Oğlum

Oğlum, bundan 7 yıl önce doğduğunda onun Down Sendromlu bir çocuk olduğunu öğrendim. "Sağlıklı olsun da.." derdim hep; "kız-erkek fark etmez." Oldu. Oğlum doğumundan ölümüne kadar böyle yaşayacaktı. Eşim, oğlumuzu vermek istedi ya da başka bir deyimle başından atmak.. Ama onun bize, anne babasına ihtiyacı vardı, başka hiçbir insan ona iyi gelmeyecekti. Eşimden bu yüzden ayrıldım, yani ben oğlumu seçtim.

Okudum, onlar hakkında her bilgiyi edindim. Ortalama yaşama süresinin 25 yıl olduğunu öğrendiğimde içimi bir sızı kapladı. Ben oğluma daha uzun bir ömür, daha normal bir hayat yaşatmalıydım. İşte o gün karar verdim, ne olursa olsun o benim oğlumdu ve bütün yaşantımı ona adayacaktım.

Çevrem beni öylesine yordu ki bu konuda, herkesin fikri aynıydı; onu kendi gibilerle bir arada bırakıp geçip gidecek, onu daha da yıpratıp geriletebilecek bir kadere mahkum etmemi istiyorlardı. Oysa ben oğlumu kendim yetiştirecek ve bana ihtiyacı olduğunu bile bile onu terk etmeyecektim. Nitekim de etmedim.

Şimdi oğlum 7 yaşında ve kahve yapmayı, dua etmeyi, dans etmeyi, şarkı söylemeyi, benimle dertleşmeyi, hatta aşık olmayı bile öğrendi.
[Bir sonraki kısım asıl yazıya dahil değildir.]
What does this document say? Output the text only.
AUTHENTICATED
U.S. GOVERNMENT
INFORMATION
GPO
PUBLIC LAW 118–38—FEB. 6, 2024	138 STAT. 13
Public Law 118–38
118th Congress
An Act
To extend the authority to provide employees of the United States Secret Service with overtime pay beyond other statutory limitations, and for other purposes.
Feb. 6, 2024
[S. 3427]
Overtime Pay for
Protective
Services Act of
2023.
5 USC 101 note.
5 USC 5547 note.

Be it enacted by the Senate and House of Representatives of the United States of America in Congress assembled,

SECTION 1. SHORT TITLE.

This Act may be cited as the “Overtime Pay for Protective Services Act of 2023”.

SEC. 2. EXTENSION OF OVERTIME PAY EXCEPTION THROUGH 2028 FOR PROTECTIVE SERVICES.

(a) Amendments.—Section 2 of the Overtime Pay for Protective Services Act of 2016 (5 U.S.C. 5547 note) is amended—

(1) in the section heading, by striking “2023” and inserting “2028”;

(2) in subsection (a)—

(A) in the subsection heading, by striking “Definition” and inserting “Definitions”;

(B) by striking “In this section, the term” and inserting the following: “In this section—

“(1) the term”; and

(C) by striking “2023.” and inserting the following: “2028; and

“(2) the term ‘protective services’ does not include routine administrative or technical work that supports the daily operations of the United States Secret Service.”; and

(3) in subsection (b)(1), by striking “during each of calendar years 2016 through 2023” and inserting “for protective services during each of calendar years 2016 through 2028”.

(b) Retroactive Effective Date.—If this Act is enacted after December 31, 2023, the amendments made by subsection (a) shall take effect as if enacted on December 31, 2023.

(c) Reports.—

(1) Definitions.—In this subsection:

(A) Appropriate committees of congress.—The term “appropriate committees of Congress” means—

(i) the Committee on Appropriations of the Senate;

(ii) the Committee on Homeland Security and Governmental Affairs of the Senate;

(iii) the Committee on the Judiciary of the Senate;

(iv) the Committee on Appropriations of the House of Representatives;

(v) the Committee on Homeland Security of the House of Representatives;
Her günümü onunla geçirirken ona öylesine bağlandım ki, bu sevgi bir annenin çocuğuna bağlılığından da öteydi. Onunla hayatı yeni baştan yazmaya, olan her şeye onun gözünden bakabilmeye, onunla bir ömrün nasıl dolu dolu geçebildiğini görmeye başladım. O benim oğlumdu; canım, benim bir parçam, akıl almaz huzurumun tek kaynağıydı.. Onu kaderine terk etmemekle en doğru karara vardığımı her gün gösteriyordu o bana. Hatta beni bazı anlarda öyle şaşırttı ki, bazen ben ondan bir şeyler öğrenmeye başladım. Ben sadece onun aklı ve annesiyken, o benim her şeyimdi.

Yıpranıp yıpranmadığım konusunda sorularla karşılaştığımda, yüzümde hafif bir gülümseme ve yüreğimde bir kabarma belirirdi. Cevabım şu olurdu o sorulara; "Bedeninizden bir parça yara aldığında, o yarayı iyileştirmek için neler yapacağınızı bir düşünün. Bu aşamada yıpranıp yıpranmadığınız aklınıza bile gelmez. Çünkü siz o parçanızı düşünüyorsunuzdur, onu iyi olması için her imkanınızı kullanırsınız."

Çoğu insan benim bir deli olduğumu düşünürdü. Ama benim için çevreyi dinlemek en son yapacağım bir şeydi.

Oğlum bugün yedinci yaşına girdi. Ona güzel bir pasta yaptım. Onun mutluluğuyla kalbim öyle ferahlıyor ki, iyi ki onun yanındayım diye defalarca yineliyorum kendi kendime.

Belki çoğu şeyi anlayamasa da bana duyduğu sevgiyi sık sık dile getiriyor. Bugün de yaptığım pastayı görünce öyle sıkı sarıldı ki bana; onun olması beni, benim olmam onu yüceltiyor, mutlu ediyordu.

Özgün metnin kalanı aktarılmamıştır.